SNCA Bluebird Trail
In 2021, SNCA started a bluebird trail (of four nesting boxes) along the central campus path near the Native
Peace Garden. These natural wood boxes are mounted on poles six feet high. Two of them feature a clear
plastic partition inside a box door marked “View,” so chicks can be viewed in their nest without disruption. But,
of all the songbirds in the area why help bluebirds?
One factor is that the Eastern Bluebird is native to the Sautee and Nacoochee Valleys. As with the cultivation
of native plants in our Native Peace Garden, the Center strives to preserve and encourage the area's natural
environment. Providing bluebird boxes is consistent with that mission.

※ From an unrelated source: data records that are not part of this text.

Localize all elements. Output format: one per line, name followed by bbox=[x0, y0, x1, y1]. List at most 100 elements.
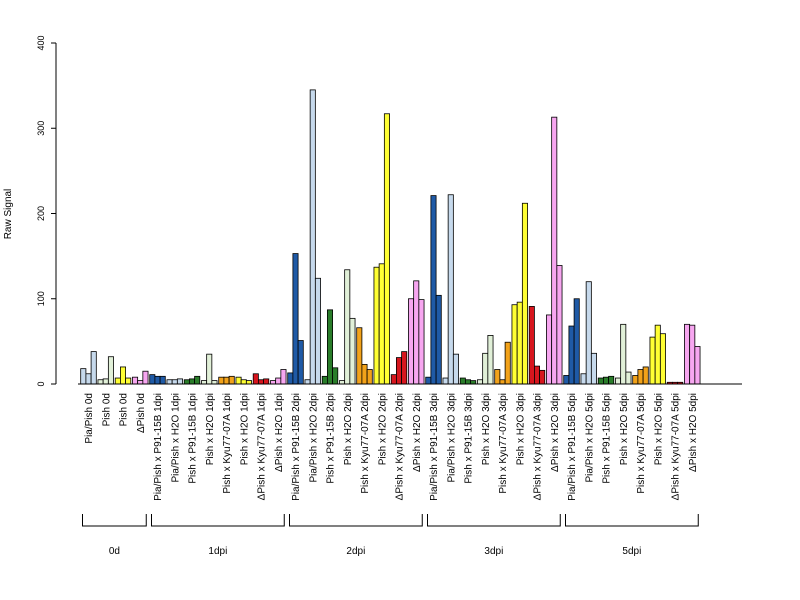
bar bbox=[477, 379, 484, 385]
x-tick-label: Pish x P91-15B 2dpi bbox=[326, 393, 337, 484]
bar bbox=[90, 351, 97, 385]
bar bbox=[223, 376, 230, 385]
y-tick-label: 0 bbox=[36, 381, 46, 386]
bar bbox=[304, 379, 311, 385]
bar bbox=[280, 369, 287, 385]
y-tick-label: 300 bbox=[36, 121, 46, 136]
bar bbox=[125, 377, 132, 385]
bar bbox=[511, 304, 518, 385]
bar bbox=[378, 263, 385, 385]
x-tick-label: ΔPish 0d bbox=[136, 393, 147, 433]
bar bbox=[580, 373, 587, 385]
bar bbox=[521, 202, 528, 385]
bar bbox=[654, 324, 661, 385]
group-bracket bbox=[289, 514, 423, 527]
bar bbox=[102, 378, 109, 385]
bar bbox=[563, 375, 570, 385]
bar bbox=[263, 378, 270, 385]
x-tick-label: Pish x P91-15B 1dpi bbox=[188, 393, 199, 484]
bar bbox=[684, 323, 691, 385]
bar bbox=[344, 269, 351, 385]
bar bbox=[326, 309, 333, 385]
x-tick-label: Pish x H2O 2dpi bbox=[377, 393, 388, 465]
bar bbox=[539, 369, 546, 385]
bar bbox=[356, 327, 363, 385]
group-bracket bbox=[151, 514, 285, 527]
bar bbox=[615, 377, 622, 385]
bar bbox=[373, 266, 380, 385]
x-tick-label: Pish x H2O 1dpi bbox=[239, 393, 250, 465]
bar bbox=[590, 352, 597, 385]
bar bbox=[499, 379, 506, 385]
bar bbox=[321, 375, 328, 385]
bar bbox=[390, 374, 397, 385]
group-bracket bbox=[427, 514, 561, 527]
x-tick-label: Pia/Pish x P91-15B 1dpi bbox=[153, 393, 164, 501]
x-tick-label: Pish x Kyu77-07A 2dpi bbox=[360, 393, 371, 494]
bar bbox=[270, 380, 277, 385]
bar bbox=[339, 380, 346, 385]
bar bbox=[188, 378, 195, 385]
x-tick-label: Pish x H2O 1dpi bbox=[205, 393, 216, 465]
x-tick-label: ΔPish x Kyu77-07A 5dpi bbox=[671, 393, 682, 500]
bar bbox=[625, 371, 632, 385]
x-tick-label: Pish x H2O 5dpi bbox=[619, 393, 630, 465]
bar bbox=[166, 379, 173, 385]
category-labels: Pia/Pish 0d Pish 0d Pish 0d ΔPish 0d Pia/Pis… bbox=[84, 393, 699, 501]
bar bbox=[597, 377, 604, 385]
bar bbox=[107, 356, 114, 385]
y-tick-label: 400 bbox=[36, 35, 46, 50]
bar bbox=[459, 377, 466, 385]
bar bbox=[314, 277, 321, 385]
x-tick-label: ΔPish x Kyu77-07A 3dpi bbox=[533, 393, 544, 500]
bar bbox=[504, 341, 511, 385]
x-tick-label: Pish x H2O 2dpi bbox=[343, 393, 354, 465]
bar bbox=[245, 380, 252, 385]
x-tick-label: Pish x H2O 5dpi bbox=[653, 393, 664, 465]
x-tick-label: Pia/Pish x H2O 3dpi bbox=[446, 393, 457, 483]
x-tick-label: ΔPish x H2O 3dpi bbox=[550, 393, 561, 472]
bar bbox=[287, 372, 294, 385]
bar bbox=[176, 378, 183, 385]
bar bbox=[568, 325, 575, 385]
x-tick-label: Pia/Pish x H2O 1dpi bbox=[170, 393, 181, 483]
bar bbox=[206, 353, 213, 385]
group-label: 5dpi bbox=[622, 546, 641, 557]
x-tick-label: Pia/Pish x P91-15B 3dpi bbox=[429, 393, 440, 501]
bar bbox=[120, 366, 127, 385]
bar bbox=[534, 365, 541, 385]
bar bbox=[80, 368, 87, 385]
group-label: 0d bbox=[109, 546, 120, 557]
y-tick-label: 100 bbox=[36, 291, 46, 306]
bar bbox=[649, 336, 656, 385]
x-tick-label: Pish 0d bbox=[119, 393, 130, 426]
bar bbox=[487, 335, 494, 385]
bar bbox=[252, 373, 259, 385]
bar bbox=[452, 353, 459, 385]
bar bbox=[447, 194, 454, 385]
bar bbox=[573, 298, 580, 385]
x-tick-label: Pia/Pish x H2O 5dpi bbox=[584, 393, 595, 483]
group-bracket bbox=[565, 514, 699, 527]
bar bbox=[309, 89, 316, 385]
group-label: 3dpi bbox=[484, 546, 503, 557]
bar bbox=[349, 317, 356, 385]
x-tick-label: ΔPish x Kyu77-07A 1dpi bbox=[257, 393, 268, 500]
x-tick-label: Pish x Kyu77-07A 1dpi bbox=[222, 393, 233, 494]
bar bbox=[401, 351, 408, 385]
bar bbox=[551, 116, 558, 385]
bar bbox=[494, 369, 501, 385]
bar bbox=[332, 367, 339, 385]
bar bbox=[546, 314, 553, 385]
bar bbox=[408, 298, 415, 385]
bar bbox=[425, 376, 432, 385]
bar bbox=[297, 340, 304, 385]
bar bbox=[257, 379, 264, 385]
bar bbox=[366, 369, 373, 385]
group-brackets: 0d 1dpi 2dpi 3dpi 5dpi bbox=[82, 514, 699, 557]
bar bbox=[137, 380, 144, 385]
bar bbox=[659, 333, 666, 385]
bar bbox=[694, 346, 701, 385]
x-tick-label: Pia/Pish x H2O 2dpi bbox=[308, 393, 319, 483]
x-tick-label: ΔPish x Kyu77-07A 2dpi bbox=[395, 393, 406, 500]
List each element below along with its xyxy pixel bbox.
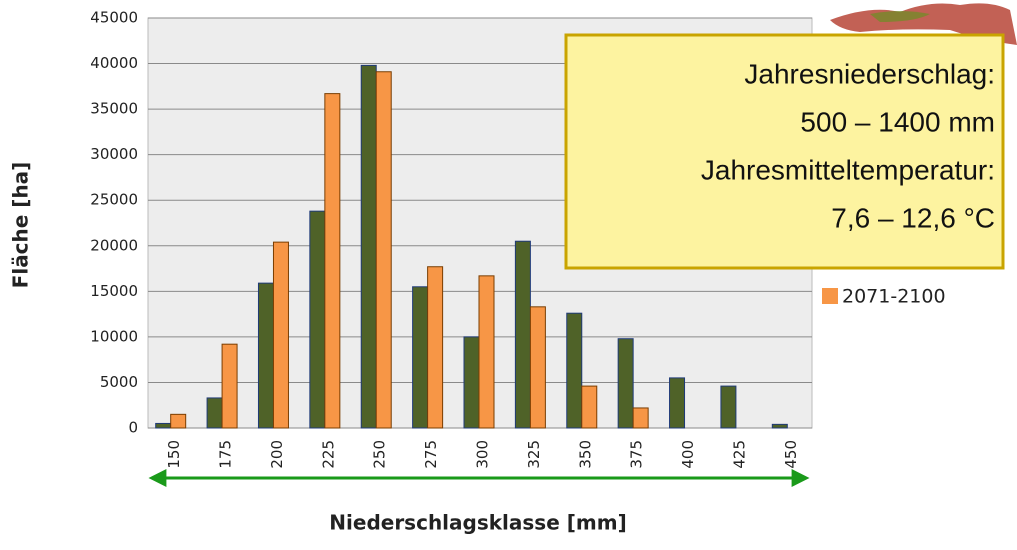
annotation-line: 7,6 – 12,6 °C bbox=[831, 202, 995, 233]
bar bbox=[427, 266, 444, 429]
annotation-line: Jahresmitteltemperatur: bbox=[701, 154, 995, 185]
bar bbox=[632, 407, 649, 429]
y-tick-label: 15000 bbox=[90, 282, 138, 300]
x-tick-label: 425 bbox=[730, 440, 748, 469]
x-tick-label: 375 bbox=[628, 440, 646, 469]
annotation-line: 500 – 1400 mm bbox=[800, 106, 995, 137]
annotation-line: Jahresniederschlag: bbox=[744, 58, 995, 89]
bar bbox=[272, 241, 289, 429]
y-tick-label: 10000 bbox=[90, 327, 138, 345]
bar bbox=[375, 71, 392, 429]
bar bbox=[720, 385, 737, 429]
bar bbox=[514, 240, 531, 429]
bar bbox=[412, 286, 429, 429]
x-tick-label: 250 bbox=[371, 440, 389, 469]
bar bbox=[221, 343, 238, 429]
x-tick-label: 325 bbox=[525, 440, 543, 469]
legend-swatch bbox=[822, 288, 838, 304]
x-tick-label: 175 bbox=[217, 440, 235, 469]
bar bbox=[529, 306, 546, 429]
y-tick-label: 30000 bbox=[90, 145, 138, 163]
bar bbox=[771, 423, 788, 429]
annotation-box bbox=[564, 33, 1005, 270]
bar bbox=[324, 93, 341, 429]
y-axis-title: Fläche [ha] bbox=[9, 162, 33, 289]
x-axis-title: Niederschlagsklasse [mm] bbox=[329, 511, 626, 535]
bar bbox=[463, 336, 480, 429]
x-tick-label: 300 bbox=[474, 440, 492, 469]
y-tick-label: 0 bbox=[128, 419, 138, 437]
x-tick-label: 400 bbox=[679, 440, 697, 469]
bar bbox=[155, 422, 172, 429]
bar bbox=[206, 397, 223, 429]
bar bbox=[478, 275, 495, 429]
y-tick-label: 45000 bbox=[90, 9, 138, 27]
y-tick-label: 5000 bbox=[100, 373, 138, 391]
legend-label: 2071-2100 bbox=[842, 286, 946, 308]
y-tick-label: 20000 bbox=[90, 236, 138, 254]
y-tick-label: 25000 bbox=[90, 191, 138, 209]
bar bbox=[669, 377, 686, 429]
x-tick-label: 150 bbox=[165, 440, 183, 469]
bar bbox=[309, 210, 326, 429]
x-tick-label: 225 bbox=[319, 440, 337, 469]
x-tick-label: 200 bbox=[268, 440, 286, 469]
y-tick-label: 40000 bbox=[90, 54, 138, 72]
y-tick-label: 35000 bbox=[90, 100, 138, 118]
bar bbox=[360, 64, 377, 429]
bar bbox=[170, 413, 187, 429]
bar bbox=[617, 338, 634, 429]
bar bbox=[581, 385, 598, 429]
bar bbox=[566, 312, 583, 429]
x-tick-label: 350 bbox=[576, 440, 594, 469]
x-tick-label: 450 bbox=[782, 440, 800, 469]
x-tick-label: 275 bbox=[422, 440, 440, 469]
bar bbox=[257, 282, 274, 429]
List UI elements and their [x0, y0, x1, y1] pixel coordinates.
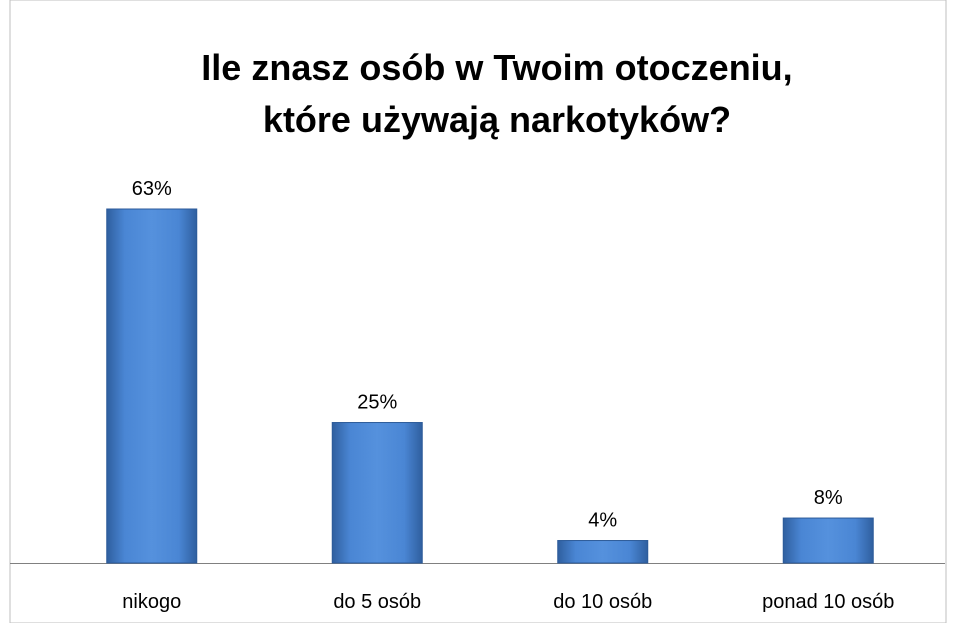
data-label: 4% — [588, 510, 617, 532]
bar — [557, 540, 649, 564]
bar — [106, 208, 198, 564]
chart-title: Ile znasz osób w Twoim otoczeniu, które … — [201, 47, 793, 140]
chart-frame — [9, 0, 947, 623]
bar — [782, 517, 874, 564]
data-label: 25% — [357, 392, 397, 414]
x-tick-label: do 5 osób — [333, 591, 421, 613]
data-label: 63% — [132, 178, 172, 200]
data-label: 8% — [814, 487, 843, 509]
x-tick-label: ponad 10 osób — [762, 591, 894, 613]
bar — [331, 422, 423, 564]
x-tick-label: do 10 osób — [553, 591, 652, 613]
x-tick-label: nikogo — [122, 591, 181, 613]
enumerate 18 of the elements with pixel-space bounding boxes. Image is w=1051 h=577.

Across the Eastern U.S. the bluebird population fell drastically during the 20th century as its habitat
shrank and competition from aggressive invasive species, especially the English sparrow, rose for cavity
nesting sites. However, man-made nesting boxes are helping the bluebird population recover nicely.
Also, bluebirds are with us all year: males begin checking out potential nesting sites in mid-February. This
species may fledge two or three broods through mid-August. Then, as the weather turns colder males seek
winter berries in small flocks, and crowd into nest boxes to roost.
Finally, the male wears a brilliant blue feather coat year-round, complemented by his bright orange vest. If
these native avians nest in our present boxes the SNCA bluebird trail may lengthen, and - even in bleakest
winter - streaks of brilliant blue will increase across our campus.